Bankruptcy Filings Surged in First Quarter of 2007
WASHINGTON (AP) — Spurred by a sputtering U.S. economy, bankruptcy filings are on the rise in 2007, an increase analysts predict will continue.
In the first three months of 2007, business bankruptcy filings rose 60 percent and consumer filings increased by 70 percent, compared with the first three months of 2006, according to data collected by Jupiter eSources LLC, an Oklahoma City company that runs a bankruptcy database called Automated Access to Court Electronic Records, or AACER.
"Bankruptcies are definitely on the rise," said Jupiter Chief Manager Michael A. Bickford. "There’s no question."
The AACER database, which receives daily filing updates from every court in the nation, reports that overall daily filing averages have climbed by 26 percent since January. On average, 3,316 cases were filed each day last month. AACER categorizes consumer filings differently than the PACER system run by the Administrative Office of the U.S. Courts, which accounts for slight number variations.
Bankruptcy filings hit an all-time low in 2006, when major corporations enjoyed fat profits and consumer spending was high. Analysts said that drop in filings also reflected a tough new bankruptcy law that took effect in October 2005. The law made bankruptcy an unattractive option for consumers and businesses alike.
The drop, accordingly, was interpreted by some framers of the new laws as a vindication of the Bankruptcy Abuse Prevention and Consumer Protection Act of 2005. In a statement last year, Sen. Charles Grassley, R-Iowa, said "It’s fair to say that bankruptcy reform has been a success for our economy."
Many bankruptcy experts, however, argued that a strong rebound in filings was inevitable as the economy lost steam. Experts attribute the current upswing in filings to the skyrocketing rate of home foreclosures and dwindling refinancing rates.
"It looks to me like the economy is deteriorating," said Bickford. "A prevalent factor is the increase in residential defaults on home mortgages and the subprime situation that’s going on."
On Monday, subprime lender New Century Financial Corp. filed for Chapter 11 bankruptcy protection. At least four others, People’s Choice Home Loan Inc., Mortgage Lenders Network USA Inc., ResMae Mortgage Corp. and Ownit Mortgage Solutions Inc., have also filed for bankruptcy.
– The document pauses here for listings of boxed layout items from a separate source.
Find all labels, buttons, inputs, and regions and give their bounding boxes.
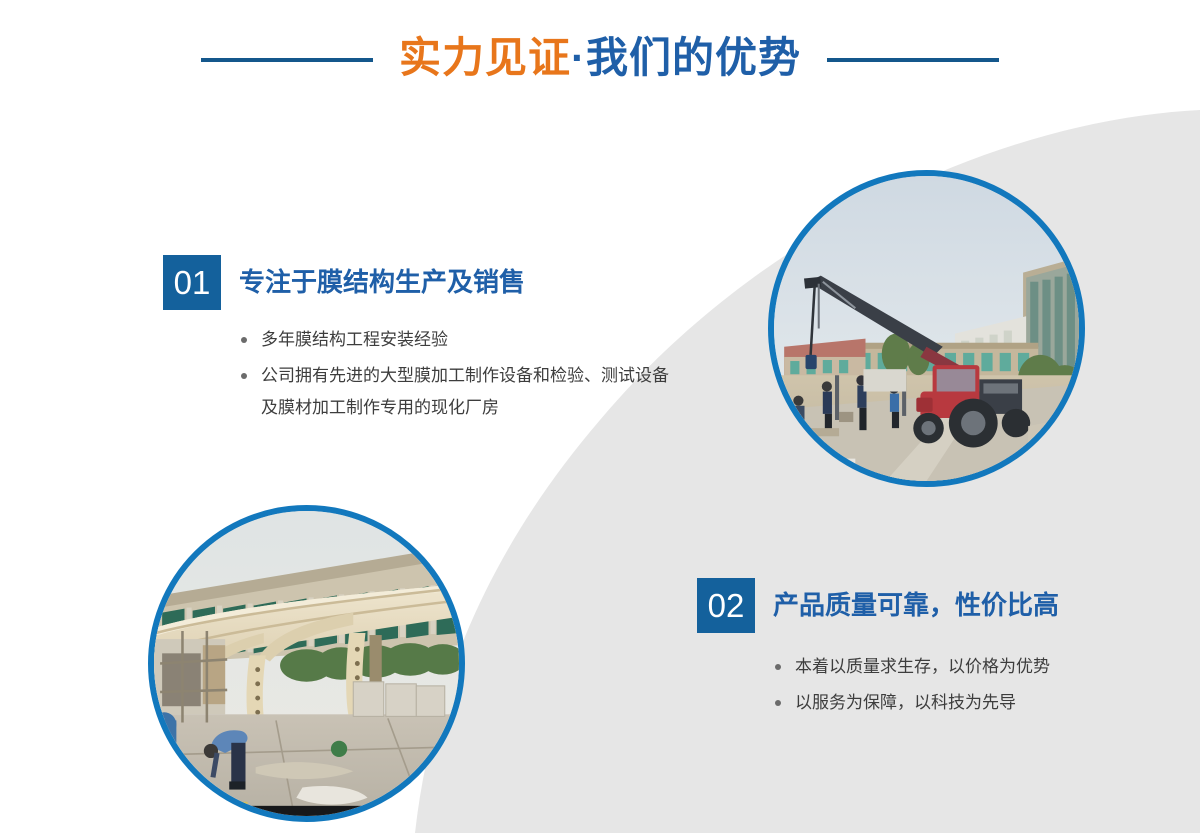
- page-header: 实力见证·我们的优势: [0, 0, 1200, 120]
- feature-01-number-badge: 01: [163, 255, 221, 310]
- feature-01-head: 01 专注于膜结构生产及销售: [163, 255, 693, 310]
- page-title-orange: 实力见证: [399, 34, 571, 81]
- feature-02-bullet-list: 本着以质量求生存，以价格为优势 以服务为保障，以科技为先导: [773, 651, 1127, 719]
- header-rule-right: [827, 58, 999, 62]
- list-item: 本着以质量求生存，以价格为优势: [773, 651, 1127, 683]
- list-item: 以服务为保障，以科技为先导: [773, 687, 1127, 719]
- truck-crane-illustration: [774, 176, 1079, 481]
- feature-02-head: 02 产品质量可靠，性价比高: [697, 578, 1127, 633]
- header-rule-left: [201, 58, 373, 62]
- photo-truck-crane: [768, 170, 1085, 487]
- feature-01-bullet-list: 多年膜结构工程安装经验 公司拥有先进的大型膜加工制作设备和检验、测试设备及膜材加…: [239, 324, 693, 424]
- feature-02-title: 产品质量可靠，性价比高: [773, 578, 1059, 633]
- list-item: 多年膜结构工程安装经验: [239, 324, 693, 356]
- feature-block-02: 02 产品质量可靠，性价比高 本着以质量求生存，以价格为优势 以服务为保障，以科…: [697, 578, 1127, 723]
- list-item: 公司拥有先进的大型膜加工制作设备和检验、测试设备及膜材加工制作专用的现化厂房: [239, 360, 669, 424]
- membrane-canopy-illustration: [154, 511, 459, 816]
- feature-02-number-badge: 02: [697, 578, 755, 633]
- feature-block-01: 01 专注于膜结构生产及销售 多年膜结构工程安装经验 公司拥有先进的大型膜加工制…: [163, 255, 693, 428]
- photo-membrane-canopy: [148, 505, 465, 822]
- page-title: 实力见证·我们的优势: [399, 37, 801, 83]
- page-title-blue: ·我们的优势: [571, 34, 801, 81]
- feature-01-title: 专注于膜结构生产及销售: [239, 255, 525, 310]
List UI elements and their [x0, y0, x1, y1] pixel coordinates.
The subprime market is threatened by lessening liquidity and increasing defaults
Bickford said total U.S. bankruptcy filings could reach 1 million cases this year, signaling a return to levels seen before the new bankruptcy laws took effect.
The American Bankruptcy Institute, which gets its information from the Administrative Office of the U.S. Courts, reports a 46 percent filing increase from January to March. Last month boasted the highest filing rate in a single month since the Bankruptcy Prevention Act and Consumer Protection Act took affect in 2005.
Data from the Alexandria, Va., organization shows a steady increase in filings so far in 2007, with about 50,000 cases filed in January, 55,000 in February and more than 73,000 in March.
"The next boom here is coming, but probably not until late 2007 at the earliest," said Samuel Gerdano, ABI’s executive director.
"The slightly upward trend seems to be continuing," Gerdano said. "But we’ll need to look at numbers over a longer period of time to properly characterize it."
The week before the new bankruptcy law took affect in October 2005, an onslaught of 500,000 consumers raced to file a daily average of 70,000 filings, according to ABI. The new rules imposed tougher filing restrictions designed to keep bankruptcy numbers low.
"That surge exhausted a lot of the demand for bankruptcy," said Lois R. Lupica, law professor at the University of Maine. "But the exhausted demand is expiring."